Arrivai in Italia non più da turista, ma come parente di cittadina italiana, rimpatriata dall’Albania, e, con l’intenzione di fermarmi cui a vivere.
Ebbi la cittadinanza italiana subito, poco dopo il mio arrivo in Italia, ormai 22 anni fa. Ho potuto usufruire di diritti ed ho rispettato i doveri da cittadina italiana, ho potuto votare negli anni, ecc.

Sono stata felicissima di avere realizzato io, ciò che alla mia nonna paterna, italiana, è stato negato dal regime totalitario in Albania: anche il fatto di avvicinarsi solamente al territorio del Consolato che rappresentava in Albania, la sua Italia. Per non elencare le conseguenze che avrebbe dovuto subire dal regime al potere ai tempi, lei e la sua famiglia, nel caso non avesse rispettato queste imposizioni.

Dunque, per aver ottenuto molto facilmente la cittadinanza italiana io e la mia famiglia, io devo ringraziare la mia nonna, che in Albania ha passato un’intera vita, una vita resa affatto facile dal regime del posto in cui lei aveva scelto di vivere.

Al momento della cerimonia del conferimento della cittadinanza, dopo il giuramento, sono stata e lo sono tutt’ora,  infinitamente grata all’Italia di quest’opportunità, allo stesso tempo, non mi dimentico mai delle mie radici e della mia terra di provenienza, l’Albania.
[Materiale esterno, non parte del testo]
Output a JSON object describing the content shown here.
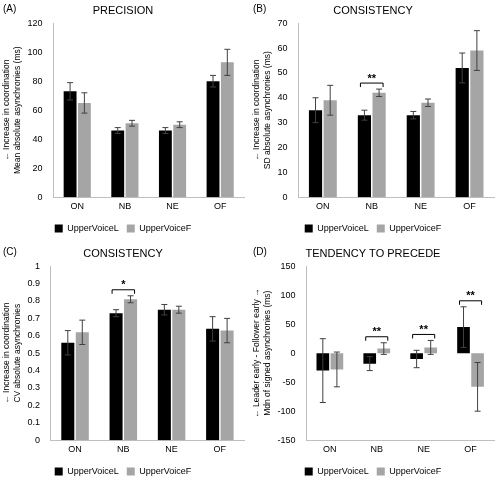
{
  "chart_data": [
    {
      "type": "bar",
      "panel": "(A)",
      "title": "PRECISION",
      "y_label": [
        "← Increase in coordination",
        "Mean absolute asynchronies (ms)"
      ],
      "categories": [
        "ON",
        "NB",
        "NE",
        "OF"
      ],
      "series": [
        {
          "name": "UpperVoiceL",
          "color": "#000000",
          "values": [
            73,
            46,
            46,
            80
          ],
          "errors": [
            6,
            2,
            2,
            4
          ]
        },
        {
          "name": "UpperVoiceF",
          "color": "#a5a5a5",
          "values": [
            65,
            51,
            50,
            93
          ],
          "errors": [
            7,
            2,
            2,
            9
          ]
        }
      ],
      "ylim": [
        0,
        120
      ],
      "yticks": [
        0,
        20,
        40,
        60,
        80,
        100,
        120
      ],
      "grid": false,
      "legend": "bottom",
      "annotations": []
    },
    {
      "type": "bar",
      "panel": "(B)",
      "title": "CONSISTENCY",
      "y_label": [
        "← Increase in coordination",
        "SD absolute asynchronies (ms)"
      ],
      "categories": [
        "ON",
        "NB",
        "NE",
        "OF"
      ],
      "series": [
        {
          "name": "UpperVoiceL",
          "color": "#000000",
          "values": [
            35,
            33,
            33,
            52
          ],
          "errors": [
            5,
            2,
            1.5,
            6
          ]
        },
        {
          "name": "UpperVoiceF",
          "color": "#a5a5a5",
          "values": [
            39,
            42,
            38,
            59
          ],
          "errors": [
            6,
            1.5,
            1.5,
            8
          ]
        }
      ],
      "ylim": [
        0,
        70
      ],
      "yticks": [
        0,
        10,
        20,
        30,
        40,
        50,
        60,
        70
      ],
      "grid": false,
      "legend": "bottom",
      "annotations": [
        {
          "category": "NB",
          "text": "**"
        }
      ]
    },
    {
      "type": "bar",
      "panel": "(C)",
      "title": "CONSISTENCY",
      "y_label": [
        "← Increase in coordination",
        "CV absolute asynchronies"
      ],
      "categories": [
        "ON",
        "NB",
        "NE",
        "OF"
      ],
      "series": [
        {
          "name": "UpperVoiceL",
          "color": "#000000",
          "values": [
            0.56,
            0.73,
            0.75,
            0.64
          ],
          "errors": [
            0.07,
            0.02,
            0.03,
            0.07
          ]
        },
        {
          "name": "UpperVoiceF",
          "color": "#a5a5a5",
          "values": [
            0.62,
            0.81,
            0.75,
            0.63
          ],
          "errors": [
            0.07,
            0.02,
            0.02,
            0.07
          ]
        }
      ],
      "ylim": [
        0,
        1
      ],
      "yticks": [
        0,
        0.1,
        0.2,
        0.3,
        0.4,
        0.5,
        0.6,
        0.7,
        0.8,
        0.9,
        1
      ],
      "grid": false,
      "legend": "bottom",
      "annotations": [
        {
          "category": "NB",
          "text": "*"
        }
      ]
    },
    {
      "type": "bar",
      "panel": "(D)",
      "title": "TENDENCY TO PRECEDE",
      "y_label": [
        "← Leader early - Follower early →",
        "Mdn of signed asynchronies (ms)"
      ],
      "categories": [
        "ON",
        "NB",
        "NE",
        "OF"
      ],
      "series": [
        {
          "name": "UpperVoiceL",
          "color": "#000000",
          "values": [
            -30,
            -18,
            -10,
            45
          ],
          "errors": [
            55,
            12,
            15,
            35
          ]
        },
        {
          "name": "UpperVoiceF",
          "color": "#a5a5a5",
          "values": [
            -28,
            8,
            10,
            -58
          ],
          "errors": [
            30,
            10,
            12,
            42
          ]
        }
      ],
      "ylim": [
        -150,
        150
      ],
      "yticks": [
        -150,
        -100,
        -50,
        0,
        50,
        100,
        150
      ],
      "grid": false,
      "legend": "bottom",
      "annotations": [
        {
          "category": "NB",
          "text": "**"
        },
        {
          "category": "NE",
          "text": "**"
        },
        {
          "category": "OF",
          "text": "**"
        }
      ]
    }
  ]
}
Mi rammaricai per una cosa al momento del conferimento della cittadinanza. La normale gioia provata non ho potuto esternare più di tanto. Non so se per un fattore prettamente personale, in quanto ognuno esterna più o meno i suoi sentimenti di vari contesti  della vita a modo esclusivamente personale, ma, anche perché ho avuto come l’impressione  che in quell’ istante, è scaturito un misto di sensazioni, miste proprio come la mia origine.
Da una parte, affetto e  gratitudine nei confronti dell’Italia che in quel momento, ci stava meravigliosamente accogliendo e rendendo figli suoi.  L’Italia si stava riconfermando per noi, quella mamma che  alla fine, per una famiglia di origine italo – albanese come la mia, il ruolo della mamma lo ha sempre fatto, anche se a distanza.
Dall’altra, rabbia nei confronti del mio paese, l’Albania, che non ha saputo tenerci vicini. E come noi, centinaia e migliaia di figli, e tanti di loro, tra i suoi migliori figli.

Mi ci sono voluti anni per rendermi conto infine – forse soprattutto vivendo i tempi di crisi generale attuale – che una mamma, nonostante non volesse mai che i figli partissero per andare lontano per costruirsi il proprio futuro, mentre vede che le  opportunità per i figli concretamente mancano, anche se a malincuore, li lascia liberi di andare a tentare la fortuna altrove.

E forse, ai tempi del grande esodo, anche la mamma Albania, si è trovata a fare, sfortunatamente, proprio una tale scelta coraggiosa e dolorosa e, chi la vuole capire, la capisce.